Un an après son premier passage devant la commission de contrôle des films cinématographiques, le scénario de La Religieuse revient devant cette instance consultative au printemps 1963, dans une version revue. Un « carton » signé Jean d’Ormesson, alors membre de la commission de contrôle, et mettant en garde les spectateurs contre toute généralisation, doit figurer en introduction du film : « Librement adapté d’une œuvre polémique de Diderot portant le même titre, ce film est une œuvre d’imagination. Il ne prétend pas présenter une peinture exacte des institutions religieuses, même au XVIIIème siècle. Les spectateurs ne manqueront pas de le replacer d’eux-mêmes dans cette double perspective historique et romanesque et de s’interdire toute généralisation hâtive, injuste et évidemment indéfendable ». Le film, dont le scénario a entre temps donné lieu à une pièce de théâtre, mise en scène par Jean-Luc Godard, n’ayant pas suscité de scandale, obtient cette fois-ci un avis ne mentionnant plus le risque de censure, mais évoquant plutôt une interdiction aux  mineurs.

Une victoire vite éclipsée par la grogne qui monte chez certains politiques et au sein du clergé. Depuis l’annonce du tournage, les détracteurs se font entendre. Certains lieux religieux, envisagés comme décor, ferment leurs portes à Jacques Rivette. En septembre 1965, le tournage de La Religieuse démarre. En octobre, la présidente de l’Union des supérieures majeures écrit au ministre de l’Information, Alain Peyrefitte, pour signaler un « film blasphématoire qui déshonore les religieuses ». Un courrier qui ne reste pas lettre morte. Voulant préserver l’électorat catholique à trois semaines des élections, le ministre lui assure qu’il « partage les sentiments qui l’animent » en précisant qu’il n’hésitera pas à utiliser son pouvoir de censure. Et ce n’est que le début d’une campagne de grande ampleur lancée par les détracteurs du film. Le ministère reçoit des milliers de lettres de plaintes. L’Association des parents d’élèves de l’enseignement libre accuse le film de Jacques Rivette, que personne n’a encore vu, de « diffamer la vie religieuse ».

 

Lettre d’une communauté de religieuses au Ministre de l’information, Alain Peyrefitte - Tous Droits Re?serve?s
Réponse d'Alain Peyreffite, Ministre de l'information, à la communauté de religieuses


Levée de boucliers

La réélection de Charles de Gaulle en 1966, et le changement au sein du ministère de l’Information, ne calment pas le scandale entourant La Religieuse. Si la commission de contrôle, consultée à deux reprises, a autorisé la sortie du film avec une interdiction aux moins de 18 ans – un avis consultatif -, la pression des représentants catholiques, d’une frange de la population et de certains politiques est plus forte. Et ce malgré la décision de Jacques Rivette de modifier en mars 1966 le titre de son film afin d’éviter toute potentielle confusion entre les religieuses françaises de cette seconde moitié de XXème siècle et celles du XVIIIème siècle. La Religieuse devient ainsi Suzanne Simonin, la Religieuse de Diderot.
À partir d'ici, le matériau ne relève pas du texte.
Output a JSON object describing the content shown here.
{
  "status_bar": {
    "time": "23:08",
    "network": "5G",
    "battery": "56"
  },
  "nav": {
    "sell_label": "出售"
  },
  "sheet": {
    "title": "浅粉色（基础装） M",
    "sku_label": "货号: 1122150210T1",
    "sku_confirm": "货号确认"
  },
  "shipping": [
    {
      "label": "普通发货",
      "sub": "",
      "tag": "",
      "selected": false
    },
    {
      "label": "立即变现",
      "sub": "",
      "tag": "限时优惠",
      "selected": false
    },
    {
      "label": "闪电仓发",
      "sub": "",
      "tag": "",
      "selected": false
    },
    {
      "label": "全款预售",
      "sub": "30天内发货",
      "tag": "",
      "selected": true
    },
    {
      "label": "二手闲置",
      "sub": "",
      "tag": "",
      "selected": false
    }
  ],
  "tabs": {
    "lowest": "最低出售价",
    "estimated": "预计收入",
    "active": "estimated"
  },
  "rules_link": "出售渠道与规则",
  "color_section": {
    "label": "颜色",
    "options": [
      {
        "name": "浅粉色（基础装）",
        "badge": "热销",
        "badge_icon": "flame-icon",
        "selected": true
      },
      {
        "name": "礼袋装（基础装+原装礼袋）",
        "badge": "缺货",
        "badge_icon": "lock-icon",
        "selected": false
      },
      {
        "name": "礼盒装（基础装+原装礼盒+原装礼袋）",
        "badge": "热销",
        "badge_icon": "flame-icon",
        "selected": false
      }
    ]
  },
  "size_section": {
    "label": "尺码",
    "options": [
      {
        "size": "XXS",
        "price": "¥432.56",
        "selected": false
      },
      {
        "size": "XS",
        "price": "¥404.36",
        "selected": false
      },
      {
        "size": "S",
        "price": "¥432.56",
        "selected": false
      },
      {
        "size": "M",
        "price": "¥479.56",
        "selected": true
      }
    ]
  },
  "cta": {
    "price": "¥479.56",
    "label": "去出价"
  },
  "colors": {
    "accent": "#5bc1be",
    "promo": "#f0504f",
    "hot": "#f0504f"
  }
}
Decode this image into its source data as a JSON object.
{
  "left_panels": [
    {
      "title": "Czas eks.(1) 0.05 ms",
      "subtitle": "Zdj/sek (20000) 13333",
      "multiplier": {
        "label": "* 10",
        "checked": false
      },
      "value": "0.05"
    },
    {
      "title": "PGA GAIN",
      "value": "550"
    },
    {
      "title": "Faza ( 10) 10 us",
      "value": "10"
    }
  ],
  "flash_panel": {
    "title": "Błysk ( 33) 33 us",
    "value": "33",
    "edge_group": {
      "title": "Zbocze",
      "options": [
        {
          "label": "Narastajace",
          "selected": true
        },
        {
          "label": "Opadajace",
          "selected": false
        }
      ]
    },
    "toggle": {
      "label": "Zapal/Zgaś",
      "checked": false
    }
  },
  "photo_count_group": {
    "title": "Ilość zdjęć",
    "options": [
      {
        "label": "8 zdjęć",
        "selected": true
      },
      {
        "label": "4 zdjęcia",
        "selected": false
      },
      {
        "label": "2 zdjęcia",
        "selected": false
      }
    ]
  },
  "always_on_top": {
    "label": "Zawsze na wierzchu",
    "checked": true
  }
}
En mars, après avoir convoqué Maurice Grimaud, alors directeur de la Sûreté nationale, pour souligner les troubles à l’ordre public que peut engendrer le film, Yvon Bourges, le nouveau secrétaire d'État à l'Information, décide de le censurer purement et simplement. Une décision polémique qui provoque rapidement une levée de boucliers du monde de la culture. Tandis que l’avocat de Georges de Beauregard dépose un recours en annulation devant un tribunal, la presse s’empare de l’affaire. Des meetings sont organisés, des courriers envoyés au gouvernement, un « manifeste des 1789 » - rassemblant des personnalités culturelles et même des religieux et des gaullistes – est diffusé… Dans une virulente tribune publiée dans le Nouvel Observateur et adressée à André Malraux, Jean-Luc Godard qualifie ce dernier de « Ministre de la Kultur ».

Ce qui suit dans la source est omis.